Over the past few weeks we have been developing a list of strong performing stocks to watch. Some of those stocks have underperformed and experienced heavy selling pressure. Some though showed their true colors and their true colors are very bullish. Stocks that didn't succumb to selling this week are set up to rally hard.
We suspect that roasted bear is still on the menu. Don't listen to the noise. The charts and the sentiment readings are telling us that the correction is over.
2 comments:
I'll have to agree with Bob Carver this time around. This looks like 2000 all over again. Back then the last mania was biotech and now it's Chinese stocks. It's only a matter of when the market crash heard around the world kicks off.

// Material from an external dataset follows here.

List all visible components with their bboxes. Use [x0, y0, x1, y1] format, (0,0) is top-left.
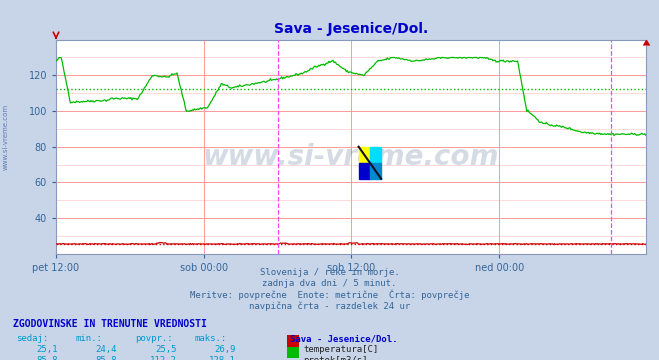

We are agnostic about how this rally will end. However, and it's a big however, we have a problem with how Carver handles this situation.
Carver has been extremely bearish on the market for several months now. Meanwhile, over the last few months we have been making a huge amount of money trading the long side. Carver's subscribers have missed out on some of the best gains this market has offered in at least a year.
When the market does ultimately correct it's not going to just gap down one day from its peak. Market crashes, including the 1987 crash, occur after the market has already corrected significantly. The 1987 crash could also be refered to as the 1987 capitulation. It turned out to be one of the best buying opportunities in 100 years.
The bottom line, if you spend too much time thinking about macro issues here you are going to miss out on the micro reason why it pays to get long; and it has paid to get long this market.